A Political Alliance With Littlefinger
In the Season 5 episode "Sons of the Harpy," Sansa bitterly recalls the rape of Lyanna Stark by Rhaegar Targaryen. Her audience, Littlefinger, looks impassive, the implication being that he knows more of this story than she (and the rest of the House Stark) do.
That wouldn't exactly be a surprise considering Lord Baelish's vast wealth of knowledge and network of spies and, more importantly, it could also motivate Littlefinger to marry Daenerys himself. That arrangement would be mutually beneficial — he could provide her with the Knights of the Vale, more versed in Westerosi battle than the Unsullied and, breaking with Targaryen tradition, the marriage would dilute the bloodline, giving Littlefinger the opportunity to sabotage the Targaryen claim to the throne from within.
Varys, The Secret Targaryen?
A third possibility: Varys knows the secret of what happened in the Tower of Joy. The only man with an even greater spy network than Littlefinger, Varys might be more inclined to share the secret with Daenerys than keep it from her, if you put any stock in the theory that the Spider is actually a Targaryen himself. That might sound insane, but bear in mind that Varys was castrated in a blood magic ritual, the kind traditionally practiced on those who possess king's blood (as with the burning of Princess Shireen at Winterfell, for instance).
Varys and Littlefinger, old enemies united by knowledge of the same secret, one intending to use it for his gain while the other keeps it hidden for the same purpose, would be a beautifully twisted dynamic as the great game enters the home stretch. It's hard to call a winner in that battle of wits.
There are other candidates, none especially convincing: Daenerys could marry Tyrion (potentially inheriting the bulk of the Lannister army in the process, leaving Cersei powerless), but he's already her Hand.

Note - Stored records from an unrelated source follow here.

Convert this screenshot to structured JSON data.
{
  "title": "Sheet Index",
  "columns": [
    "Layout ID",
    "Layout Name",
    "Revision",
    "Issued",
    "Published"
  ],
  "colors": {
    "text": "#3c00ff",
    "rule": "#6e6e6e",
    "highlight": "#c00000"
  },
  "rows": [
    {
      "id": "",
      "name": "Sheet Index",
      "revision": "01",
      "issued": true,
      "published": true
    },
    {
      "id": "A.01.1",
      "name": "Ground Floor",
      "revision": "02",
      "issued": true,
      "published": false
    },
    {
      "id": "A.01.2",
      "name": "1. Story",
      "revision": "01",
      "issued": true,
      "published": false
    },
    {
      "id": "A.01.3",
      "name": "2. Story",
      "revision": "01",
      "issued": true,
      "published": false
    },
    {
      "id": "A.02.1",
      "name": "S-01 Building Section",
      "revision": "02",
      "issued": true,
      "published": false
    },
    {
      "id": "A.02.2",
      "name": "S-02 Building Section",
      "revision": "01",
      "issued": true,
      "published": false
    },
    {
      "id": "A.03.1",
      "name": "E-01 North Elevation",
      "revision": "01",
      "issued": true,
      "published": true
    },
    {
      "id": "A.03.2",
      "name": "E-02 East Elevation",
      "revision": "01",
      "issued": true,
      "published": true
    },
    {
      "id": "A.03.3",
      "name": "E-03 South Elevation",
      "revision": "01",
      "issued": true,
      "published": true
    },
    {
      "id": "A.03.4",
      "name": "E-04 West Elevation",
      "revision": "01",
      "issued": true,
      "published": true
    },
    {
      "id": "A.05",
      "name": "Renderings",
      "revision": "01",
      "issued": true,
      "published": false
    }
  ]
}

Jaime Lannister might be a suitable candidate, but it's unlikely he'd be willing to help the Targaryens seize power back from his own house.
If Dany wanted allies in the North, Bran Stark qualifies on paper, but his role in the show has always been completely distinct from the political machinations that define King's Landing and Dany's return to Westeros.
For now, the identity of Daenery's future husband remains a mystery — and for the first time in a while, Game of Thrones is way ahead of us.